Getting off the ground at LinuxWorld

2005-08-10

Eben Moglen, founder of the new Software Freedom Law Center and Columbia law professor from New York, stopped by the GNOME booth at LinuxWorld, San Francisco. He wanted to invite GNOME Foundation's participation in the review of an upcoming revised GNU General Public License.



With a GPL3 long awaited, Professor Moglen and Richard Stallman are working on a language that will be posted early next year for community review. The public comments period is expected to take a year. We asked Professor Moglen what we might see on the patent issue in the revised license. In answer to that question, he described a large GPL community with a spectrum of opinion from large global companies that want a carve out on patents to free software developers who prefer the punitive revoking of GPL rights in cases of patent conflicts.

The .org pavilion at LinuxWorld is always a hub of vibrant activity and mutual aid among projects. Whether it's borrowing a pair of scissors or the sharing of network connections, hardware and information, the .org pavilion just works. It has become a cornerstone of LWE since we first proposed to IDG that they put all the community projects together after their first show in 1999.

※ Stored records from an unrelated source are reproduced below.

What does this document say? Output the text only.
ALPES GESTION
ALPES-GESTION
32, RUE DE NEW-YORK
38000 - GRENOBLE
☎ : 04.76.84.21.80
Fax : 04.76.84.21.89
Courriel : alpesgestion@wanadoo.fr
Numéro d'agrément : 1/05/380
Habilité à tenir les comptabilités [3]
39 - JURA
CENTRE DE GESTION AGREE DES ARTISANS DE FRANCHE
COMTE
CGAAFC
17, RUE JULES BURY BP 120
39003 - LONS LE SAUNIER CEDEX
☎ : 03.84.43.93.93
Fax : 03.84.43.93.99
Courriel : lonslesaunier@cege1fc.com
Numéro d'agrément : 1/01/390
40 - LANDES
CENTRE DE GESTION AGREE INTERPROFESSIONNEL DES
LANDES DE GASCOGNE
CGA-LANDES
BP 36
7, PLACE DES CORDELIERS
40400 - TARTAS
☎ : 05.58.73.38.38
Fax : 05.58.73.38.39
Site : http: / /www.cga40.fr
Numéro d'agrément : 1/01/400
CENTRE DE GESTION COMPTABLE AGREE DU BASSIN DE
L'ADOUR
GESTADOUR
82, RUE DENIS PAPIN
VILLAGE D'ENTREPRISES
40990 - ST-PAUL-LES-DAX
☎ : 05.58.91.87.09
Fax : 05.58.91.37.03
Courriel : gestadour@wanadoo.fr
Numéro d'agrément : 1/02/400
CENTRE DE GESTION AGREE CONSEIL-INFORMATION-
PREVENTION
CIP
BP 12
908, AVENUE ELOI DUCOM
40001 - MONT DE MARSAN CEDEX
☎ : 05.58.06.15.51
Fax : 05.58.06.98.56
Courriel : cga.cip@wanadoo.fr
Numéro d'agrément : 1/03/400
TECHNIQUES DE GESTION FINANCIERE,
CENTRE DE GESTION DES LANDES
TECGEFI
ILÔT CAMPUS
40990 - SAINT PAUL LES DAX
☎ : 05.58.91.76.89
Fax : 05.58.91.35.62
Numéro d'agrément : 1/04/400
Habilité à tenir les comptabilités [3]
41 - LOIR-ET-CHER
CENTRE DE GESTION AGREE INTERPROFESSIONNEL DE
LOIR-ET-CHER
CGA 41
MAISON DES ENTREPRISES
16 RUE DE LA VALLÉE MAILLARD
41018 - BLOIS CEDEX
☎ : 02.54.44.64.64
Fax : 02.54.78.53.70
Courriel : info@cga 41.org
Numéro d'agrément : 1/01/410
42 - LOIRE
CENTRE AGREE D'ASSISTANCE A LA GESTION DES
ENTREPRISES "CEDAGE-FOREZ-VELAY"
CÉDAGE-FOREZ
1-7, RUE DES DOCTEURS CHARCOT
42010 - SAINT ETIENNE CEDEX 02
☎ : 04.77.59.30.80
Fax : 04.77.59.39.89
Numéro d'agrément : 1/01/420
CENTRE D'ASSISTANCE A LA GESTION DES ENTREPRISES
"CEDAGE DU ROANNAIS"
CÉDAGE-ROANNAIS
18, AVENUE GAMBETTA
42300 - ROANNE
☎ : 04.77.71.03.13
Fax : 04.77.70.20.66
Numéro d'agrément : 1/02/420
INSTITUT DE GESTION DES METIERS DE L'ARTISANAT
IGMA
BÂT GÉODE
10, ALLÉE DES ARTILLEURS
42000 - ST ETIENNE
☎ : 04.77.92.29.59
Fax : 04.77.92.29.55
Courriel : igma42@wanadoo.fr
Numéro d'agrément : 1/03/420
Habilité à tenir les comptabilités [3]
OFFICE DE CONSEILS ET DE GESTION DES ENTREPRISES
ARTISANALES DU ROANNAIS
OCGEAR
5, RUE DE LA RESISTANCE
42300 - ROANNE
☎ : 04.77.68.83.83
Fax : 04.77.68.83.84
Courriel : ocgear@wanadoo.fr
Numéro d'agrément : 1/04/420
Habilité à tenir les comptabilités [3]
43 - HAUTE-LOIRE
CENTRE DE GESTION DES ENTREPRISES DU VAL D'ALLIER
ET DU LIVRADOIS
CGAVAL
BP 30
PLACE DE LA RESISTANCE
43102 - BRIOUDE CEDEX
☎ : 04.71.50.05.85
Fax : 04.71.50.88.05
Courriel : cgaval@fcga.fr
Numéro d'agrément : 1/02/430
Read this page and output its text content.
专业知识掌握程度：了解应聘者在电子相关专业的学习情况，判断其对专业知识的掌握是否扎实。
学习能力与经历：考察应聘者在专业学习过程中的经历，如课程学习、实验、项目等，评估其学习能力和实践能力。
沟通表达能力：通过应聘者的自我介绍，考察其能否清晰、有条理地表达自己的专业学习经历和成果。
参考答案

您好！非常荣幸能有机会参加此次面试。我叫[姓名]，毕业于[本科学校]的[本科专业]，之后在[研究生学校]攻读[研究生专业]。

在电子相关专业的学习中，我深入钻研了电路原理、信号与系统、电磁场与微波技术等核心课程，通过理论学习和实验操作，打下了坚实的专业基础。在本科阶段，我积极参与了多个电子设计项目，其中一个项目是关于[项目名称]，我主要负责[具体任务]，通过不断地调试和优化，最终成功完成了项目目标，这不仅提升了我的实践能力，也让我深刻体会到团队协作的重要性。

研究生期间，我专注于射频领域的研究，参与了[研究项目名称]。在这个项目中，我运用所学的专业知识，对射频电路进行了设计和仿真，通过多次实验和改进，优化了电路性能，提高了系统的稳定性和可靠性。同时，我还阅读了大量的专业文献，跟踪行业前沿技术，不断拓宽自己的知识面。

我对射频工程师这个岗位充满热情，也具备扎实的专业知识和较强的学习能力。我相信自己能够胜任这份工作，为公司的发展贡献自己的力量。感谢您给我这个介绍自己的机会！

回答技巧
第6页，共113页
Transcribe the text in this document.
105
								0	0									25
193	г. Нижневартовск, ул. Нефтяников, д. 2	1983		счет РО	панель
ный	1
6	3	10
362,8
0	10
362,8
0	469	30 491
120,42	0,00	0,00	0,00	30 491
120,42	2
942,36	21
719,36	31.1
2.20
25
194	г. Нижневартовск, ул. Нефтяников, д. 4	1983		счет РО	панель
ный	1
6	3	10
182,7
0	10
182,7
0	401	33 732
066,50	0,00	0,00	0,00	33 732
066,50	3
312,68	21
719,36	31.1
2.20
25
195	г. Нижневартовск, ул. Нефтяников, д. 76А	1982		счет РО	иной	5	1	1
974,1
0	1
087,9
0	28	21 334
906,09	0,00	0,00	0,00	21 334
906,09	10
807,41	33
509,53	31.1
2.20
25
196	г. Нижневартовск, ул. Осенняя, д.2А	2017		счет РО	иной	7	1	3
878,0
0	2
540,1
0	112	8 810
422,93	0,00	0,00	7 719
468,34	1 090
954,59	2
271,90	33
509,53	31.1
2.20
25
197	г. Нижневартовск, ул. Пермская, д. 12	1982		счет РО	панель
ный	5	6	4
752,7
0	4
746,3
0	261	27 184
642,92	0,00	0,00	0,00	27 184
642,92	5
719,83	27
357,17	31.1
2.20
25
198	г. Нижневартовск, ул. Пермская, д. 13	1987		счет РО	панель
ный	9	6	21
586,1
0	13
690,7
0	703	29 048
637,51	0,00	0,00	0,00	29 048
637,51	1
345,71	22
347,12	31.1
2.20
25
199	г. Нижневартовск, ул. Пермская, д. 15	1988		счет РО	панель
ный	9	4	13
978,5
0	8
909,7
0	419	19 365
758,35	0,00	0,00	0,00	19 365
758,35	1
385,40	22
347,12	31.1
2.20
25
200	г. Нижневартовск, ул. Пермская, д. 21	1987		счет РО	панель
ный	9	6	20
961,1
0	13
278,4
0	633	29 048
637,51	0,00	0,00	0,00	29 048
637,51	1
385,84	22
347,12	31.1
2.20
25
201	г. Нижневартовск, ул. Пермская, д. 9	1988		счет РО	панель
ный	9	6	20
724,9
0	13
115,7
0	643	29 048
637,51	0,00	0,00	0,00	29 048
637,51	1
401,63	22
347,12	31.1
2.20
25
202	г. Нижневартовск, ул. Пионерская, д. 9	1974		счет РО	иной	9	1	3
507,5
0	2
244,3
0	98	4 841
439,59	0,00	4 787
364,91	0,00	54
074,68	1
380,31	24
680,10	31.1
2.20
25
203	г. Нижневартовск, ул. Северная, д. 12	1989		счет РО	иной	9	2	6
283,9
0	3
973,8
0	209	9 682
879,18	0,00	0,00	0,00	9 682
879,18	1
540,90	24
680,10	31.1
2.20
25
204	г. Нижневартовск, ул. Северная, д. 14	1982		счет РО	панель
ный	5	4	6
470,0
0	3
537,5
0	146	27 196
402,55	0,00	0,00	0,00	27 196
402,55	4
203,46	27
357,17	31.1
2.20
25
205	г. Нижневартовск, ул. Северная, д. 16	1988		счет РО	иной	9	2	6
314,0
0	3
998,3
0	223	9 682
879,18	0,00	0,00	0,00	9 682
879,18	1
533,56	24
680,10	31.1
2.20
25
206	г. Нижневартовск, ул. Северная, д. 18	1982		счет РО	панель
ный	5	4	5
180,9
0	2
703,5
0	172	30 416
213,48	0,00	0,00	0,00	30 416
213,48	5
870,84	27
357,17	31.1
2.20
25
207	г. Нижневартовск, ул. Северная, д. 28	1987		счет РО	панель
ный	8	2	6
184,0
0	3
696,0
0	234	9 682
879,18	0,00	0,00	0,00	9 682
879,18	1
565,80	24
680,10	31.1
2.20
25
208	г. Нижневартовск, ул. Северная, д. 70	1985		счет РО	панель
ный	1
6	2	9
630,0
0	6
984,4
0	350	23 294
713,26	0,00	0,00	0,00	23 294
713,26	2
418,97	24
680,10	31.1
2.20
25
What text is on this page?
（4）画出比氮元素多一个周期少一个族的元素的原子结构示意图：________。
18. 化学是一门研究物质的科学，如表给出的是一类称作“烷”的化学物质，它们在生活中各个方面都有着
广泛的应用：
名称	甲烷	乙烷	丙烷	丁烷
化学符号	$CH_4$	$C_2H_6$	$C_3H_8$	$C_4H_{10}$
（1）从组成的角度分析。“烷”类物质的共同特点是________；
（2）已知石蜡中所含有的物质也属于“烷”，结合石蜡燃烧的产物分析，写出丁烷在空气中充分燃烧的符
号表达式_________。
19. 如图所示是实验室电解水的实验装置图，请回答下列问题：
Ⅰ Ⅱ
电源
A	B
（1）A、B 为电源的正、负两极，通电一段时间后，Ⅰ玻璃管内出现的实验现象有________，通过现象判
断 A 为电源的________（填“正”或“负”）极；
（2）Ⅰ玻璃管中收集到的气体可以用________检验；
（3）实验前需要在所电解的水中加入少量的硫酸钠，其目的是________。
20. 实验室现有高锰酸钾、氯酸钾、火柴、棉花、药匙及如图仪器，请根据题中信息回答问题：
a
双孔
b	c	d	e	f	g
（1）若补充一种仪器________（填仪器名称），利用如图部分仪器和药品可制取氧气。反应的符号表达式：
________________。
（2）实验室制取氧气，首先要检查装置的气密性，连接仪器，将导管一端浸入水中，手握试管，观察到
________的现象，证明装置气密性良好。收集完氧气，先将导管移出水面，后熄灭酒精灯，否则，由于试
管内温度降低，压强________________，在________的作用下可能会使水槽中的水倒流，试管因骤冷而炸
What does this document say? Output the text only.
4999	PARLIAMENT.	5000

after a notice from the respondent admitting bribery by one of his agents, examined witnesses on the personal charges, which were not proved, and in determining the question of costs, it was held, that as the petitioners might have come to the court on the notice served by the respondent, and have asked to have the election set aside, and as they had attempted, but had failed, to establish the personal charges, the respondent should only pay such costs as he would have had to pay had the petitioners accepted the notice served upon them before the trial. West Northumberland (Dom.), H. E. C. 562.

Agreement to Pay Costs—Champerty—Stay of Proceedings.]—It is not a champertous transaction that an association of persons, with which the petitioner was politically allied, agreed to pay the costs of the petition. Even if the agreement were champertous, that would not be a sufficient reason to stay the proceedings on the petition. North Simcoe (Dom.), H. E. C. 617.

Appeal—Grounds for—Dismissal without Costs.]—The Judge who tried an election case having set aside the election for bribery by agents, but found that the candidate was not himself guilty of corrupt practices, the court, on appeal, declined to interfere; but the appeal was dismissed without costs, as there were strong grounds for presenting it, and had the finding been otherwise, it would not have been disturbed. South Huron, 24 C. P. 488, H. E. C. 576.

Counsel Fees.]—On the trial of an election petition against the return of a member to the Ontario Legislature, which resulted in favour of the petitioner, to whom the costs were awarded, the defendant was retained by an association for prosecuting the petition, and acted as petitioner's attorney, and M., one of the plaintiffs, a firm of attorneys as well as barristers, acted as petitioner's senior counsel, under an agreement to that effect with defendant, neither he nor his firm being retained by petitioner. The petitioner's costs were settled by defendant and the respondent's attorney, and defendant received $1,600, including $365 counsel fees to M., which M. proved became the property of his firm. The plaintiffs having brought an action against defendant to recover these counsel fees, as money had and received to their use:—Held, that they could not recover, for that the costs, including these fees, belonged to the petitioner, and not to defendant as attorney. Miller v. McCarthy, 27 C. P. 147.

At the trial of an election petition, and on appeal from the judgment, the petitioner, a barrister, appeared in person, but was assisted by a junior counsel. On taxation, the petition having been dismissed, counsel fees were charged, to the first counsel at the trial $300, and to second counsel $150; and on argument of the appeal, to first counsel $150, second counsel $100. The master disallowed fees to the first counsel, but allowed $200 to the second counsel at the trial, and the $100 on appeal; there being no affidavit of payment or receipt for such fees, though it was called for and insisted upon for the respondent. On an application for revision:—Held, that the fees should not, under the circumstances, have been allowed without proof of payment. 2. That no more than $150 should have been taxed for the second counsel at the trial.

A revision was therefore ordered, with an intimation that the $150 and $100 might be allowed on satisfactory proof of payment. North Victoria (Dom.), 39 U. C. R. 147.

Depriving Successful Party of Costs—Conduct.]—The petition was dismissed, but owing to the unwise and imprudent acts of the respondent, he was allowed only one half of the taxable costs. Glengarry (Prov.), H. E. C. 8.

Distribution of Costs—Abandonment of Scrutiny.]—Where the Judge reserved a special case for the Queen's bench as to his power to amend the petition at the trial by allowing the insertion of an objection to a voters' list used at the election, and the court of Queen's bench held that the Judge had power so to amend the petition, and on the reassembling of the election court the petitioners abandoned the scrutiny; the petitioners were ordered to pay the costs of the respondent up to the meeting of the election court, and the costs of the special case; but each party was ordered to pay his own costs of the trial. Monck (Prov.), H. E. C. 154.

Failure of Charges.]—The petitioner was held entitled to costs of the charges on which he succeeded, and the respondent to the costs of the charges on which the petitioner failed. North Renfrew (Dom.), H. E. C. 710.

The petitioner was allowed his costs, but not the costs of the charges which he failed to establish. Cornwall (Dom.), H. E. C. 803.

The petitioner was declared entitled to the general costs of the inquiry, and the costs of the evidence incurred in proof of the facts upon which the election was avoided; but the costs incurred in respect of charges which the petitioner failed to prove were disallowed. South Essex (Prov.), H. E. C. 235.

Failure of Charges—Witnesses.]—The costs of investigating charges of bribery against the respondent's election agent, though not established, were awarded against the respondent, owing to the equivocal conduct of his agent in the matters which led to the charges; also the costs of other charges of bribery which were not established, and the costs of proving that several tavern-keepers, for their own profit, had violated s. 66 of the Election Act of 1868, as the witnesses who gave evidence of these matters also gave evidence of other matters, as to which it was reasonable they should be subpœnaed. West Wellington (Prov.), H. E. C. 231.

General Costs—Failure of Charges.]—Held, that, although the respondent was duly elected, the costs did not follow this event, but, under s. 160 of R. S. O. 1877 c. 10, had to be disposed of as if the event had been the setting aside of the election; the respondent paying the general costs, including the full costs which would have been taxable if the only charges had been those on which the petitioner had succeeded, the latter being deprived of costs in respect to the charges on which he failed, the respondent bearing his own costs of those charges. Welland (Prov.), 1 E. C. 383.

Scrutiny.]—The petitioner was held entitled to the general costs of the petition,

The LTSP.org team unpacks the thin clients

LinuxWorld was first held in San Jose before moving to San Francisco. It is now located in this city's new Moscone West (Moscone North and South now occupied by a large gift store expo.) We haven't seen the new building's loading dock, but it was sure nice to see the delivery of thin clients arrive, even though the expo had already opened. The guys at LTSP had two of them up and running at the GNOME booth in no time. Pity the poor coordinator from Ricoh who was hunting down his two boxes (one printer) while the set-up crew sat waiting over the weekend. "Two boxes?"
"That's two sets of paper."
"We have the paperwork, we just don't have the boxes."

The .org pavilion remains the place to see the latest in open source technology.



Stuart Anderson stopped by to demo the new USB powered pocket server from Black Dog. The ipod size Debian powered device comes with a biometric scanner and a 400Mhz PowerPC processor with flash memory.